Before coming to Yale, Creedon spent three years in the Peace Corps as an environmental conservation specialist in Paraguay, supporting environmental and social change through education and leadership initiatives at local elementary and high schools. He also helped design and implement the early phases of a riparian and water restoration project in partnership with other environmental experts. During a third year of service at the WWF office in Paraguay, he helped bring together diverse stakeholders on issues related to deforestation.
In 2016 he led marine conservation-based community service and experiential learning trips for high school students in the Dominican Republic.
At Yale he participated in a Rwanda Study Tour, offered by Yale’s Amy Vedder, which exposed him to a new context and to the successes and failures of conservation work in Rwanda — providing valuable perspective and inspiration. Last summer, he worked for the United Nations Development Programme in Peru, where he supported a project aimed at water resource management and community resilience in the Andes mountain region as well as a project aimed at the titling of indigenous community territories and counteracting deforestation in the Amazon.
“My own vision for conservation is one that ties in closely to my worldview around the flexible, dynamic, and integral connectivity of all things — and one that has been both reaffirmed and re-sculpted by way of coursework here at Yale,” Creedon said. A key part of this interconnectedness, he says, revolves around seeing humans as part of the environment. His focus, therefore, is trained onunderstanding and working with people; altering destructive systems; and crafting social justice feedbacks within the context of conservation work.
Naro’s first conservation experience came at the South African Marine Rehabilitation and Education Centre — an organization that rehabilitates endangered seabirds and African penguins — where she assisted with bird rescues, daily feeding and care, and releases.

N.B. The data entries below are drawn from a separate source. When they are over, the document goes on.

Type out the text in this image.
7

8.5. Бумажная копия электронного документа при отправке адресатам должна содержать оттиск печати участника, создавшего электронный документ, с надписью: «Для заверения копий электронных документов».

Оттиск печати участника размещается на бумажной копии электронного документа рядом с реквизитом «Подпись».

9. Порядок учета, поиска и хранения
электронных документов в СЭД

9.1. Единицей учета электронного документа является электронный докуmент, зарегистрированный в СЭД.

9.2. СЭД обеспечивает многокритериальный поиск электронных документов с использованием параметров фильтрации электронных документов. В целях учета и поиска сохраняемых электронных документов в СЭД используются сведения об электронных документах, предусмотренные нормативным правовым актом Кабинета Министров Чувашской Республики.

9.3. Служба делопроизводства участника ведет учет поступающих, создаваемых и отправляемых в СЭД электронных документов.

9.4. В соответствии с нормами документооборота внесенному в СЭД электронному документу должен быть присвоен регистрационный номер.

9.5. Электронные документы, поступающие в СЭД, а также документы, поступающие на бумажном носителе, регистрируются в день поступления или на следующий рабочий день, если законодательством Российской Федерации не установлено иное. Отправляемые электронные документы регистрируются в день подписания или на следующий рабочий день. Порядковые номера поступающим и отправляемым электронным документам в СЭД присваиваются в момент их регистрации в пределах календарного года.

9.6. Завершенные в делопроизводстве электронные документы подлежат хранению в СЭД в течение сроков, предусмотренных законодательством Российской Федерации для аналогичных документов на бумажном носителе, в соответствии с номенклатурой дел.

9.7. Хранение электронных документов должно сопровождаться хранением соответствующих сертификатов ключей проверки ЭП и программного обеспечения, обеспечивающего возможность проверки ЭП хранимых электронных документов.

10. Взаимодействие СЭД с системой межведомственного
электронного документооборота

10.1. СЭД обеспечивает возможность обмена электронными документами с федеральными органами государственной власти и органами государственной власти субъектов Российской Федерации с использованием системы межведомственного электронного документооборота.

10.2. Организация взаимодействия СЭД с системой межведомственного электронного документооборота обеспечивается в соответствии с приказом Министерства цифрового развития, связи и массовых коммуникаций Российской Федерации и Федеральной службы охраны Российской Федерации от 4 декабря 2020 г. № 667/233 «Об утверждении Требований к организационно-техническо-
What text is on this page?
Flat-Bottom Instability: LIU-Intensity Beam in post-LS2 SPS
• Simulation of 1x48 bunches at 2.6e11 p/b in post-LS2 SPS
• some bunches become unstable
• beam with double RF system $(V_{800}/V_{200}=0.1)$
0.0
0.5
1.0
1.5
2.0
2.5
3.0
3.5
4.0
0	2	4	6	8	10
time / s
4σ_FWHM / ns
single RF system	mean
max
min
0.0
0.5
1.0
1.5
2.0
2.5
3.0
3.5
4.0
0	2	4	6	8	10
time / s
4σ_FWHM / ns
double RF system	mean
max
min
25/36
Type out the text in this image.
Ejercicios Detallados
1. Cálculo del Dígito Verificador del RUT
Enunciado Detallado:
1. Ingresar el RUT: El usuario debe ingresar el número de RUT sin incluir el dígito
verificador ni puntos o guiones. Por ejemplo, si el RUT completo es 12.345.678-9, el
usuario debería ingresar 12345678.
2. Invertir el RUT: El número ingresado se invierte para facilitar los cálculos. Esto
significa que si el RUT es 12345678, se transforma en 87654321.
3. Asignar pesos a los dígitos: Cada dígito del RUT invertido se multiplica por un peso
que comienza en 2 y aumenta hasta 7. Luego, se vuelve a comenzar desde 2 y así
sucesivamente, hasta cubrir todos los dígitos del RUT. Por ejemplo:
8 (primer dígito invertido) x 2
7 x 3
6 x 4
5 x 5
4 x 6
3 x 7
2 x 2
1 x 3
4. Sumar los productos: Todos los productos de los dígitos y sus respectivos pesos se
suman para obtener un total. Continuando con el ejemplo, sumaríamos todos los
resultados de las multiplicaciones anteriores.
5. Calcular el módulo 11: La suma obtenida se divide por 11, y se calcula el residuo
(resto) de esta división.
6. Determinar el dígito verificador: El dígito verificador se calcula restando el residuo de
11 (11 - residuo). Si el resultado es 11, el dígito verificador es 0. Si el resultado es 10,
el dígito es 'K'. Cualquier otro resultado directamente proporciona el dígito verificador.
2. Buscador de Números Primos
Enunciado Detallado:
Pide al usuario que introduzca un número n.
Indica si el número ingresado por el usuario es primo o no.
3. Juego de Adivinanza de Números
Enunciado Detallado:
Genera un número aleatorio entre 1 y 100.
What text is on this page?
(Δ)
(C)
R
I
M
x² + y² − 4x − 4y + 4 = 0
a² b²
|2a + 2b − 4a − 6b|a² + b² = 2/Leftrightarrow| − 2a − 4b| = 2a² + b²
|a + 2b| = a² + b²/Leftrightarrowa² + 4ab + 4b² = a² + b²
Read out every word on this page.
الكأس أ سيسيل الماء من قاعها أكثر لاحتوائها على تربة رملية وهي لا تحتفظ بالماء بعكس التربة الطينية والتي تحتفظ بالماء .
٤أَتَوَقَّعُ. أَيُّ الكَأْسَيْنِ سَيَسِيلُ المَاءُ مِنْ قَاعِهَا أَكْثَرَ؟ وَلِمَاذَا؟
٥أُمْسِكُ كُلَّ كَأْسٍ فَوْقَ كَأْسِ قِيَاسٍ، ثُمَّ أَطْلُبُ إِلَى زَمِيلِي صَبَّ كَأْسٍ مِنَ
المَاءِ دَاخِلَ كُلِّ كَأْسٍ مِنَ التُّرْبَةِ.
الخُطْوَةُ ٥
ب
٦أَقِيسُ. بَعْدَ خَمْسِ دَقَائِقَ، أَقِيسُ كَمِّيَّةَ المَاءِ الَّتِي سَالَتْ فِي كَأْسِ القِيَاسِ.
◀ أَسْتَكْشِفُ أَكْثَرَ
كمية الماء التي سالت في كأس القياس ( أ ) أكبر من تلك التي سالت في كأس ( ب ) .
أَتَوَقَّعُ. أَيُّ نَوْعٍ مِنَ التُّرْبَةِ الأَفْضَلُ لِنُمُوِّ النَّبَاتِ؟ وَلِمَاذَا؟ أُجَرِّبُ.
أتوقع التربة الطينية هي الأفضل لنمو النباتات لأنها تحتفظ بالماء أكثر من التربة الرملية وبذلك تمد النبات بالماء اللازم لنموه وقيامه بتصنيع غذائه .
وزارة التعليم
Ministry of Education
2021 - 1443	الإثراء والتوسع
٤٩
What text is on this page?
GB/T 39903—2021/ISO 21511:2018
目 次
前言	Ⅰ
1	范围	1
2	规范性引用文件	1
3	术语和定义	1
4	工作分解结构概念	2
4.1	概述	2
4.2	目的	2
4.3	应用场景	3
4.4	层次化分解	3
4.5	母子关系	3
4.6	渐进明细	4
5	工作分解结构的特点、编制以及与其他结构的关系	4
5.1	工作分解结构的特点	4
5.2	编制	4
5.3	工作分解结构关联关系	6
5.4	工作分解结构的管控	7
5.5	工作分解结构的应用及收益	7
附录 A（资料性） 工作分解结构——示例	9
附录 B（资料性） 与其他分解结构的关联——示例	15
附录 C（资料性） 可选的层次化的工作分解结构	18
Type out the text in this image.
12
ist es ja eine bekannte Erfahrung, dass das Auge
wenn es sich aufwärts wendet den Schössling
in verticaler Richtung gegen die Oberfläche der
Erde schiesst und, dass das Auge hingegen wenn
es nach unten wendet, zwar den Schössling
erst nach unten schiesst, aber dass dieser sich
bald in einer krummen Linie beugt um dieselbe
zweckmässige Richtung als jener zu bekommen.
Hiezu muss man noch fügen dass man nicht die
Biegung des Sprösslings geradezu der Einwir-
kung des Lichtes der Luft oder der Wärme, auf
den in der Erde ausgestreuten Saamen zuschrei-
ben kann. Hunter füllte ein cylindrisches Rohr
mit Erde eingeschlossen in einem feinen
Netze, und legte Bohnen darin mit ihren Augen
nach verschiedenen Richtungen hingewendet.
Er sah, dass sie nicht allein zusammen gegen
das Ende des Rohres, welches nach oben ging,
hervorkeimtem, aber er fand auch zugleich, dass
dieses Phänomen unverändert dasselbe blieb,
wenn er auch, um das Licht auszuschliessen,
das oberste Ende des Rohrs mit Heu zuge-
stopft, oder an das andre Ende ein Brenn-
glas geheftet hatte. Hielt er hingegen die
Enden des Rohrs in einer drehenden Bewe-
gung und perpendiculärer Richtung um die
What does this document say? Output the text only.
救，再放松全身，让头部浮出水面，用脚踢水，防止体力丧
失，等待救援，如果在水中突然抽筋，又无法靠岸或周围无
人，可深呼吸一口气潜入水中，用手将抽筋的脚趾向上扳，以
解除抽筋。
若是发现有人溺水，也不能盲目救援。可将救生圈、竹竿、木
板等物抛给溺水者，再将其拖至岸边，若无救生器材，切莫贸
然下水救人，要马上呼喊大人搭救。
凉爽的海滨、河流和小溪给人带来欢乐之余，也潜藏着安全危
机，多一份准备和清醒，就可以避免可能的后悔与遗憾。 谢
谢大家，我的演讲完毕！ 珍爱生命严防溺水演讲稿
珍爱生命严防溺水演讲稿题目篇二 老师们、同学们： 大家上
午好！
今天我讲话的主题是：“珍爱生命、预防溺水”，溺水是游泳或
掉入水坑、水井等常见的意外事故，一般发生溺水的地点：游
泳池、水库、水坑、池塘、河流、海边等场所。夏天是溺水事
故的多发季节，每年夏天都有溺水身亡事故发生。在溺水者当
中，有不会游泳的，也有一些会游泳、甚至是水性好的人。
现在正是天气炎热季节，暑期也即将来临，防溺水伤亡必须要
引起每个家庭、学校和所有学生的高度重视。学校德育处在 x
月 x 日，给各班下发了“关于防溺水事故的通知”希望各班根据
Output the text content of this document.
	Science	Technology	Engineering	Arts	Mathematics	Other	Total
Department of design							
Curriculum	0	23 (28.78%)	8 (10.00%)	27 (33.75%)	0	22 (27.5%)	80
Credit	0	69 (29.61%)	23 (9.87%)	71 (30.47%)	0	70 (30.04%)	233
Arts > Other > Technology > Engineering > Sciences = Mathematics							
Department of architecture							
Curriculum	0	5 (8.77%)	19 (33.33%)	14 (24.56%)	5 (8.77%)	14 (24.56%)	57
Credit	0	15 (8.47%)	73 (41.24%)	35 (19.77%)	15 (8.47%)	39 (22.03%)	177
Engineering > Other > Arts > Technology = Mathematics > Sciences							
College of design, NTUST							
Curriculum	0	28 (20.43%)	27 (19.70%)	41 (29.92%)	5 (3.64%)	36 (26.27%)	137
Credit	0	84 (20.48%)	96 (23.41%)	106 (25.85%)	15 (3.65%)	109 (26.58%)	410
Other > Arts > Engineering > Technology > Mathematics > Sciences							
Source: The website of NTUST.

Later, as a junior monitoring and evaluation (M&E) specialist at Social Impact — a firm that assists global development organizations in being more effective — she served as an evaluation team member for the Department of State programs which combat illegal logging through implementation of the 2008 Lacey Act Amendment.
As a Yale student, working with Save the Rhino Trust Namibia, she has studied the social, economic, and cultural factors that drive individuals to join commercial wildlife poaching syndicates in Namibia. She is currently presenting on that research at the Pathways Africa Conference in Windhoek.
“I have always felt that conservation of national resources, whether water, land, or wildlife, requires national effort, and conservation of global resources requires global effort,” she said. “While this is a daunting prospect for an individual, I strive to be part of that global effort.”
The MK McCarthy-RW Worth Scholarship, which provides $2,500 to each recipient, was established in 2015 by Margaret McCarthy ’82 B.A., and her husband Robert Worth, to benefit master’s students who have completed a minimum of two semesters and have demonstrated leadership in the field of conservation biology and wildlife conservation.
The idea for the scholarship was proposed by former co-chairs of the “ConBio” Student Interest Group, Tara Meyer ’15 M.E.Sc. and Danielle Lehle ’15 M.E.M., who sought to honor the significance of conservation and wildlife science among F&ES students.
Recipients of the conservation scholarship are selected based on their demonstrated leadership at F&ES and their dedication to advancing the field of conservation biology. Students can demonstrate leadership through organizing events or speakers, promoting professional skills development, conducting excellent research, or mentoring classmates through teaching fellowships and other positions.
The aim of this scholarship is to foster and promote professional development and the advancement of conservation science at F&ES.